Findings from a new study from the Centers for Disease Control and Prevention (CDC) indicate that COVID-19 survivors were significantly more likely to have conditions attributable to previous COVID-19. One in five COVID-19 survivors aged 18–64 years and one in four survivors 65 and older experienced at least one incident condition that might be attributable to previous COVID-19. Conditions were seen in several organ systems, including the heart, kidneys, and lungs. The most common conditions in both age groups were respiratory symptoms and musculoskeletal pain. Another key finding was that older adults in the study were at increased risk for developing neurologic disorders and mental health issues. Researchers also found that COVID-19 survivors have twice the risk of developing pulmonary embolism or respiratory conditions.

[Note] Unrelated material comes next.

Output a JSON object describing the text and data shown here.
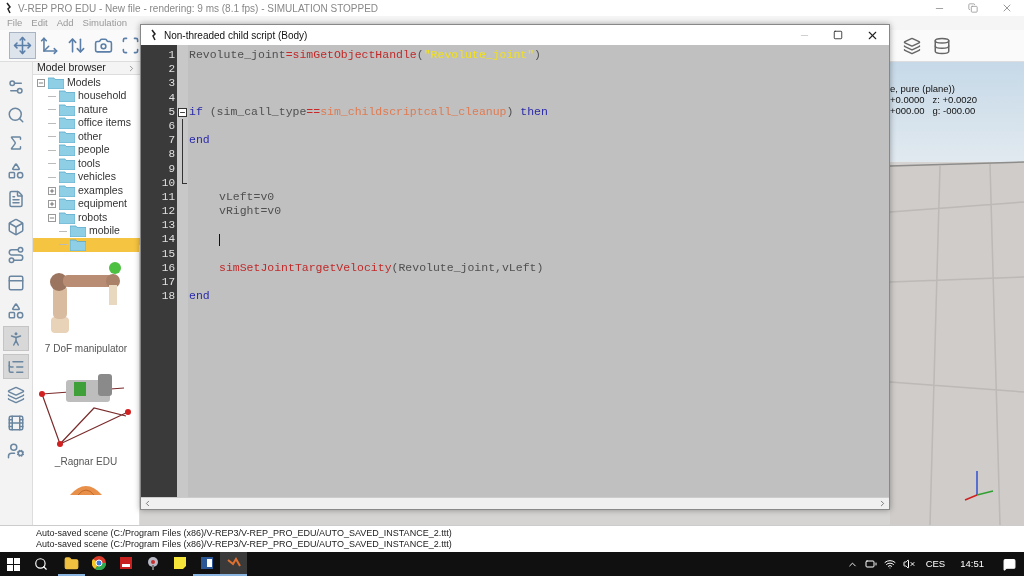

While long COVID is an umbrella term that includes diverse symptoms and experiences, some symptoms can impair people’s ability to work. Does this mean these individuals must give up working forever? No, not at all. It means that employers will need to work with them to determine how to best support them with reasonable accommodations so that these individuals can succeed in their work. This article suggests seven ways managers can help employees with long COVID. One of the most important things an employer can do is create a safe environment for open communication. Disclosing information about a disability or chronic illness can be intimidating for employees. Employers can make it easier if employees know it’s okay to discuss their needs without fear of being stigmatized or having to worry that their confidential information will be shared throughout the library/organization.

The article also states that employers must consider job flexibility and be open to change. Saying things like, “Our policy doesn’t allow for that,” or “We’ve never had an employee work in this manner or with this type of schedule,” won’t suffice. One manager emphasized that “it was more important to find sustainable long-term solutions than force an employee back into her original workflow.” The article says, “The important thing is for employers to avoid making blanket assumptions or policies and instead defer to individual employees living with chronic illnesses about their preferred methods for mitigating risk.” Employers can retain workers, improve morale and enhance the workplace culture if they are willing to accommodate workers’ needs. Employers should also remember that the law requires them to do so.